12. Based on what you’ve said, it seems Nagano is the “soba heartland,” right? It depends on what you mean by “heartland.” Nagano has this image of being the heartland of soba, but when big tour buses stop at highway service areas for food, they eat cheap, mass-produced soba that tastes bland. The servers know this and do not need one-time customers to think the soba is good. That is why I think Nagano's soba game is weaker than the stereotype would have you believe. In my opinion, the center of soba should be Fukui Prefecture, where natural buckwheat is best preserved and the original taste of Japanese soba is protected.

13. So it’s Fukui Prefecture for the win? The buckwheat is the best in Fukui. The way soba tastes really depends on the attention given to the buckwheat.

14. Would you consider yourself an authority on soba? I simply interview people in the world of soba and they give me different responses to the questions I ask. The world of soba, to me, is like a tree. Every branch represents a different way of making it. The blossoming fruit at the end of each branch represents one of the cuisine's many variations. That's why people in the soba industry actually know the least about it as a whole — they are limited to their own branch. To find answers about soba, you have to research yourself. I am no authority, I just do a lot of research.

15. What goes well with the dish? True soba connoisseurs only recognize "morisoba," or cold noodles, as soba. Morisoba is the best way to enjoy the taste and aroma of the buckwheat’s natural flavor. Adding anything to soba will overpower its delicate taste. Having said that, grated daikon is the best pairing. It is also great to chase soba with tempura. The oil makes the noodles taste better.

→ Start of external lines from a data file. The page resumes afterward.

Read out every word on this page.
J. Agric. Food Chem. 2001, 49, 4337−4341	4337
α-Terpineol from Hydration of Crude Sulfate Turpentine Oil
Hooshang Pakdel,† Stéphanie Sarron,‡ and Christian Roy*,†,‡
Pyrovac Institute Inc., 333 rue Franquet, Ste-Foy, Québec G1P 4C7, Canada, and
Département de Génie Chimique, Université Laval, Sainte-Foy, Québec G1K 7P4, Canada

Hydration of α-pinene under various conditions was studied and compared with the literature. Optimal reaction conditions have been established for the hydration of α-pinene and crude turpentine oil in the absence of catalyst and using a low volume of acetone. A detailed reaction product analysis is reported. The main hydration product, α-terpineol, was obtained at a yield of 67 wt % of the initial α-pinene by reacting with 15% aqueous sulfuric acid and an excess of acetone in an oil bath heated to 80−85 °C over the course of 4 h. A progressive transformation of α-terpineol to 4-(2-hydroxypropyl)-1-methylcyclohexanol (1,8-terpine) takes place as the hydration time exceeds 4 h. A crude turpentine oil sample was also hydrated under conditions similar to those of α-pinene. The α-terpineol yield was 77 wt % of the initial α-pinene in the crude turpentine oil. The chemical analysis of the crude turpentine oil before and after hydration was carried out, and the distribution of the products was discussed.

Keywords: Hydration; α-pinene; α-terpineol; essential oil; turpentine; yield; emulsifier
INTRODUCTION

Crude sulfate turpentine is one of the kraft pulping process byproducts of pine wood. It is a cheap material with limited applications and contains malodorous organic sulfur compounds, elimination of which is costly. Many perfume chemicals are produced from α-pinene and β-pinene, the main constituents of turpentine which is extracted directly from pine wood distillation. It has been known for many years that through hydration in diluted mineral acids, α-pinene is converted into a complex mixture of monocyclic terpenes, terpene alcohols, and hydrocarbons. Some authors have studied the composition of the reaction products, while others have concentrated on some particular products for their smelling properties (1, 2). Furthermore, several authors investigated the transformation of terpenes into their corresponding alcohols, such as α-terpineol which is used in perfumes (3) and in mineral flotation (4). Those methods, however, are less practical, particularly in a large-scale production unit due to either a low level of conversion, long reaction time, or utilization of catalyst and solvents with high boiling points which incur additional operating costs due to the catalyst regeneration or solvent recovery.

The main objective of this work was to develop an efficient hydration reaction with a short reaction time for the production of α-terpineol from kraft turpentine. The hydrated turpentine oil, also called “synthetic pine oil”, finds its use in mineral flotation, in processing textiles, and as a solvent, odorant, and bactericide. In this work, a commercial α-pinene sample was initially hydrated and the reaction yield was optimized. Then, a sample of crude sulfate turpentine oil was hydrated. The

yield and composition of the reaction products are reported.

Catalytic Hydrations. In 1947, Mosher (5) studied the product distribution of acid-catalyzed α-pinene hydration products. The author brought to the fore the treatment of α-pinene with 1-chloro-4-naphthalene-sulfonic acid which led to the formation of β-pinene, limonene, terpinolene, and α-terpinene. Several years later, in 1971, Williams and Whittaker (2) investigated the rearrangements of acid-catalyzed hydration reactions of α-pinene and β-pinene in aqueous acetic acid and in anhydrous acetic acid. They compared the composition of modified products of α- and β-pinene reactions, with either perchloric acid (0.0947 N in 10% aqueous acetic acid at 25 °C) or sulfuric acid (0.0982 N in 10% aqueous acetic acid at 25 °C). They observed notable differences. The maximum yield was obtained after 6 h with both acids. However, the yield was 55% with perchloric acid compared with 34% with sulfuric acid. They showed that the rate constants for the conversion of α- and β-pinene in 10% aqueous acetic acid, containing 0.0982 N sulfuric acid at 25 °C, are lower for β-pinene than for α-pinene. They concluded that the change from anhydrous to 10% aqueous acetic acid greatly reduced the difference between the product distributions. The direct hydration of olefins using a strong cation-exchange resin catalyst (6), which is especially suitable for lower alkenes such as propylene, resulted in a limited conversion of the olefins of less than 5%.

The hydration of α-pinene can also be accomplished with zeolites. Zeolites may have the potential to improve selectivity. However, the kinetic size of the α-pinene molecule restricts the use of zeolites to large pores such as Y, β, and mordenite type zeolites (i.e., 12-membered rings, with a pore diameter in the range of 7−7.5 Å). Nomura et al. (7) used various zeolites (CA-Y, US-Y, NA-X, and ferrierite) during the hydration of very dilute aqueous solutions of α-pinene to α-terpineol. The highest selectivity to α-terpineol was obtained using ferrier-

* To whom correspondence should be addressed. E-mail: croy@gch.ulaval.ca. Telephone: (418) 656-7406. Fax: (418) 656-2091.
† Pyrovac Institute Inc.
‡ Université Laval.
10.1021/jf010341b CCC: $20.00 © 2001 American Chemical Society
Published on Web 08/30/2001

16. What are some soba hacks you have tried? Avocado and tuna as toppings, peppermint or basil mixed into soba dough, and soba with salad dressing are some of my favorite ways of enjoying it.

17. Do you have your own recipe? I have a noodle recipe inspired by Vincent van Gogh's "The Starry Night." The painting exhibited clarity and contrast with great persuasiveness. I wanted to make soba like van Gogh made that painting. So, I emptied my head of all the knowledge I had acquired about soba and created a recipe with great contrast to the mainstream. Instead of storing soba in cold temperatures for a year to rest, I did the opposite. I kept it in the heat of Kanto's boiling summer for two years. I used my own buckwheat flour.

18. How do you teach your students about the noodles? I have two programs. The first is the soba school, Soba no Sommelier Koza, where I teach students how to make noodles the old way. Secondly, the certificate program Soba Kanteishi Koza is where I train students via reading assignments and in-person workshops to become expert connoisseurs.

19. What are your hobbies outside of soba? Photography and traveling. I would be content taking photos on trips for the rest of my life.

20. Other than superstition, what is the appeal of eating soba during the new year period? The family aspect of it is important. While eating soba, you and your family look back on the year's memories and look forward to the future. The soba creates an opportunity to taste happiness once more before closing the year.